By Rabbi Yair Hoffman for

Mark Twain once joked that man was created just a little bit below the angels, and just a little bit above the Frenchman.  The Alter of Slabodka (Rav Nosson Tzvi Finkel zt”l, 1849-1927) would have disagreed. Both are above the angels.

It has often been said that the Alter of Slabodka’s concept of Gadlus HaAdam was merely a philosophy conceived in order to battle the appeal of the Haskallah movement.  It is this author’s view that this statement is incorrect.  It may be that it was a fortuitous by-product of the practical implementations of Gadlus HaAdam, but an examination of the Alter’s discourses on the topic [culled from Sichos HaSabba MiSlabodka which the author hopes to bring to print in the next few months] will reveal that it was an underlying theme of his world-view.


Man is greater than the angels in that he has freedom of choice, bechirah – something that the angels do not possess.  In this, man reflects the Creator Himself (SHM p. 231).  In a similar vein, only man truly perceives the idea of Kavod Hashem, the Honor of Hashem – angels do not (p.654).  We recite the Kaddish in davening every day – this is the something that the malachim cannot do, and they wait in careful anticipation for man to recite it (345).


Man was created with a Chailek Elokah mimaal – a Divine portion from Above. Even a Rasha, an evil-doer, possesses this in his possession of free choice (75).

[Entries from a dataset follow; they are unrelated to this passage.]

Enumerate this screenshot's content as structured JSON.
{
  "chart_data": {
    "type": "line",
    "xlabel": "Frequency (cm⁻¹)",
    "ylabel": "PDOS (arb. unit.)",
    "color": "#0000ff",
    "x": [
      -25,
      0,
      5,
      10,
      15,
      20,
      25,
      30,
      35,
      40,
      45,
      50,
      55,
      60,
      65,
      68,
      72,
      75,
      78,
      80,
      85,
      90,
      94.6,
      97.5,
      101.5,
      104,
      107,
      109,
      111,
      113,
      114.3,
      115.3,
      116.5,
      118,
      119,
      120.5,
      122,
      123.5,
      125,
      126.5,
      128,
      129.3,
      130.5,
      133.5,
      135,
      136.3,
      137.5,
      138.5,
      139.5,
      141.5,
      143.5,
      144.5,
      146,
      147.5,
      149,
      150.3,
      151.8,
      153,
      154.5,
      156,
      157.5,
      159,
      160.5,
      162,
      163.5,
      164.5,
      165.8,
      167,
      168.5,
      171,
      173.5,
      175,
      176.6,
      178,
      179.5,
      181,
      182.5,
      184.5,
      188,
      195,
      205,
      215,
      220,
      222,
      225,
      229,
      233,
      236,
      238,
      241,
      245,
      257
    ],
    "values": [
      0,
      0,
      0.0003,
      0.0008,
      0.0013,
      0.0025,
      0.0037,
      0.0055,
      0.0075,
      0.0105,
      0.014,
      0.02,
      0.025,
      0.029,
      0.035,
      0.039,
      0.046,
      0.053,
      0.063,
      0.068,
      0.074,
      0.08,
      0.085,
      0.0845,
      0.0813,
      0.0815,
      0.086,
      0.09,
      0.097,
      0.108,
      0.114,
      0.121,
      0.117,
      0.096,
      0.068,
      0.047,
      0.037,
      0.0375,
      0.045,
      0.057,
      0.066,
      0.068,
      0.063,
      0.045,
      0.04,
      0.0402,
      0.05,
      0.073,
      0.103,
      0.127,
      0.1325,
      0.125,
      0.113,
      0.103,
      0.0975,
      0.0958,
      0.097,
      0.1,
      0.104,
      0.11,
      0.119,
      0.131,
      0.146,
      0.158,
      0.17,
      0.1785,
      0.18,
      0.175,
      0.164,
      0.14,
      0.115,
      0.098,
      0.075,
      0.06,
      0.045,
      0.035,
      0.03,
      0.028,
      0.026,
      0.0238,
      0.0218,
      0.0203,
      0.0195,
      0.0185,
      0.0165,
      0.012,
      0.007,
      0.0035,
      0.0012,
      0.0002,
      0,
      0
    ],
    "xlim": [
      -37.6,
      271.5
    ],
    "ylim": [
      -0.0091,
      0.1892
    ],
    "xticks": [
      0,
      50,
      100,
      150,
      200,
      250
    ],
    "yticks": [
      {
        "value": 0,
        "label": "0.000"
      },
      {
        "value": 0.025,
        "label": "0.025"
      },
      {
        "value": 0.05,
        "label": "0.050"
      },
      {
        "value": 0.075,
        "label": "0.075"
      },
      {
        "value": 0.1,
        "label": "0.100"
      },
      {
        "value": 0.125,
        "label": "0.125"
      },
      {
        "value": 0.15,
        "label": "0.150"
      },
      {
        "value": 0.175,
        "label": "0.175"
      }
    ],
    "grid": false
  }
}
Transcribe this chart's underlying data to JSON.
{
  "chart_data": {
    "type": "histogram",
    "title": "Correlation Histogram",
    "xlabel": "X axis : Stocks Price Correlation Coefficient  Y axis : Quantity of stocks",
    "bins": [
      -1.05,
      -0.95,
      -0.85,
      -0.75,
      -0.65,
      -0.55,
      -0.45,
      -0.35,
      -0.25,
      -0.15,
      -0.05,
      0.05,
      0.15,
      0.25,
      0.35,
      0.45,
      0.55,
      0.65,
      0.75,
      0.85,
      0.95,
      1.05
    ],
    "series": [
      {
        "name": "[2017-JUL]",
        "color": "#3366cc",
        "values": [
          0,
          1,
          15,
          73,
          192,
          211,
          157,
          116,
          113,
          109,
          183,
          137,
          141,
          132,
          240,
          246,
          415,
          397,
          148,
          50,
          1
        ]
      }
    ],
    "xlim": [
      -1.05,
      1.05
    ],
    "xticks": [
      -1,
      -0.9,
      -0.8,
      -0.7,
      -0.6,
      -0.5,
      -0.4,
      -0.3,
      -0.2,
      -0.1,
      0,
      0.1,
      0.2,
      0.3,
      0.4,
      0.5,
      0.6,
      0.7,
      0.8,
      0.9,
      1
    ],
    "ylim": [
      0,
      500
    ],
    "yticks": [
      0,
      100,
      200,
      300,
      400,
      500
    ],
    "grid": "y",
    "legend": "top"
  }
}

Indeed, the world was created even for Rashayim – evil-doers – since they can choose to do Teshuvah by exercising their free will (288, 579).

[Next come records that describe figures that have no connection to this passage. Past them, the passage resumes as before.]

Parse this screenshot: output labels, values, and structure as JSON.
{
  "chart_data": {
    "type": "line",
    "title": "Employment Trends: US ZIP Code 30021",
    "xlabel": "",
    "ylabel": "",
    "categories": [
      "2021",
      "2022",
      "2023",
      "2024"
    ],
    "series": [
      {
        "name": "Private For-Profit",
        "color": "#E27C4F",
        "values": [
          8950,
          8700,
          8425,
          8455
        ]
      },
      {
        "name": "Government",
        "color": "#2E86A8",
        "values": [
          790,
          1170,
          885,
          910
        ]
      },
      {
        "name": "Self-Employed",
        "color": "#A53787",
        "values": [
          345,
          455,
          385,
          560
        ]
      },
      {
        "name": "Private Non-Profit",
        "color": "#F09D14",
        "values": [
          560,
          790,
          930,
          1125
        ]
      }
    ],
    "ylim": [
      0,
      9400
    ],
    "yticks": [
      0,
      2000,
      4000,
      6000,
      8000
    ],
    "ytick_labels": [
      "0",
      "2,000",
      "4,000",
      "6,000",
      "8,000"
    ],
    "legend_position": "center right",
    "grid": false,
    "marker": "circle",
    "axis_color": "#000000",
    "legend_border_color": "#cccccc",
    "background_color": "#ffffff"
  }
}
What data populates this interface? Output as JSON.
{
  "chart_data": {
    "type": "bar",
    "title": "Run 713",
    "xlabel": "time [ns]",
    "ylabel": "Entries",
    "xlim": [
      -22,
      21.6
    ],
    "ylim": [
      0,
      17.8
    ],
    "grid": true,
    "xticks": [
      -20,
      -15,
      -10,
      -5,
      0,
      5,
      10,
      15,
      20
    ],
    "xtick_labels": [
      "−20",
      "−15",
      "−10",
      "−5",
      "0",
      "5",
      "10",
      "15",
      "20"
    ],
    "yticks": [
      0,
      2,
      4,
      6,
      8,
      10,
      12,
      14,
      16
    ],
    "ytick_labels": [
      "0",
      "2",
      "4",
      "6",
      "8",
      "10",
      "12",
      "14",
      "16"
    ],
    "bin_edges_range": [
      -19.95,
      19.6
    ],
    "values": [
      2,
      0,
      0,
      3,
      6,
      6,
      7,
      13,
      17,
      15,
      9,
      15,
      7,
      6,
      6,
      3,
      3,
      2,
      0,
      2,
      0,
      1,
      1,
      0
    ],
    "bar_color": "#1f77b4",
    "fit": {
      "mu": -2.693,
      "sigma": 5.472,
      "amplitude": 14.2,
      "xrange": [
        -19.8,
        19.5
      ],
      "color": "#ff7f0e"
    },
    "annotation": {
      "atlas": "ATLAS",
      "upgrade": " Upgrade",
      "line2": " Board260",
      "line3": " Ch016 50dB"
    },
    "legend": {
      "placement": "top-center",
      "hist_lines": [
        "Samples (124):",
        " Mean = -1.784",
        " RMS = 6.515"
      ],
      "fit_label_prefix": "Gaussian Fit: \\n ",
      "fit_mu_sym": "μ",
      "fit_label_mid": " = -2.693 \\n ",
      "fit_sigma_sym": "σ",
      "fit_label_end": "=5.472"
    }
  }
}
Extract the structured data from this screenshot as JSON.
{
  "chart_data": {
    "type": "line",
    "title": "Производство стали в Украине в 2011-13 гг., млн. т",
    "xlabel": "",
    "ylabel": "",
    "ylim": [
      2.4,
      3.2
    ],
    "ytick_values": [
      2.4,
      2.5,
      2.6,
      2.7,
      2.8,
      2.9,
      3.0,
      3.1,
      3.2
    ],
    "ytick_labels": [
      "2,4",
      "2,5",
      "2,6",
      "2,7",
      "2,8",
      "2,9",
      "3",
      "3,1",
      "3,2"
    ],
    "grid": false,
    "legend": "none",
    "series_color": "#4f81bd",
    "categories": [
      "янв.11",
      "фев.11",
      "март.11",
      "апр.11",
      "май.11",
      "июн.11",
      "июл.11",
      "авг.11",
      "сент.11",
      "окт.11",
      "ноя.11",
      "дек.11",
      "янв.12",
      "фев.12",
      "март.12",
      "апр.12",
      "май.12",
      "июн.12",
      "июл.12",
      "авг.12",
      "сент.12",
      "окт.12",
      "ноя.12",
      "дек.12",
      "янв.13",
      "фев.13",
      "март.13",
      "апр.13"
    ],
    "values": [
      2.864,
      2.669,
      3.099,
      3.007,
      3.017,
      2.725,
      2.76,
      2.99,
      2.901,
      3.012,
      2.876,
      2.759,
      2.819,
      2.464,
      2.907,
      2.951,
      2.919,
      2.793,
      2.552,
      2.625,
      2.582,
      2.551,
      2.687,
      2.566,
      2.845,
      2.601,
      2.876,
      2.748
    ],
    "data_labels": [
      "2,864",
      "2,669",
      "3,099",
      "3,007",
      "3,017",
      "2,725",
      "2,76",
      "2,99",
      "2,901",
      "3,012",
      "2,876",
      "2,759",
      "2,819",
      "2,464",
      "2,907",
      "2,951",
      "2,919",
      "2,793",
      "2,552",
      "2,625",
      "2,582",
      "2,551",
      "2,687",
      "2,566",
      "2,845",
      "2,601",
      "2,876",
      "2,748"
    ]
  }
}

The world was both created and continues to be renewed – for each and every individual.  In other words, one of the underlying themes of the Alter that were repeated many times was that even for the sake of each individual person – this world have been been created (222, 521, 530).  He created the world for the ideal of freedom of choice; Hashem knew that Adam HaRishon would sin – but He created it for this point of bechira (231, 274, 604).


The Alter was of the position that even after Adam HaRishon’s fall, mankind can still be on a very lofty, Divine level (636, 656, 573, 713).  Indeed, he held that it was still possible for man to reach the lofty level of Adam haRishon – before his fall (275, 900). Man’s greatness is still retained, and man will be punished for not having realized this greatness (428, 796).

Man has remarkable kochos – unimaginable strengths and abilities (879).  This is why there is an obligation of emulating Hashem – because we have such a capacity. Man has the capability of seeing from corner of the universe to the other (p. 240).  That is why the Gemorah tells us: Just as He is merciful, so too must you be merciful. Just as He is kind, so too must you be kind.


Someone noticed that the Alter used to fast frequently, and discovered that he would fast whenever he saw a student not succeeding in his learning and growth. When asked why he did so, the Alter responded, “If one truly understood that each student is a ben melech – there is no other choice.” (Darchei Mussar p.221)

There is no question that the topography of today’s Torah world would have been vastly different were it not for the vision and hard work of the Alter of Slabodka and his conception of Gadlus HaAdam.  It is clear that this was not just a means of providing a different option – other than Haskallah.  It was a hashkafa that rebuilt the Torah world.  There are hundreds of Yeshivos across the country and across the world, that are institutional descendants of the Alter of Slabodka.  A major component of his influence upon the world was his conception of Gadlus HaAdam.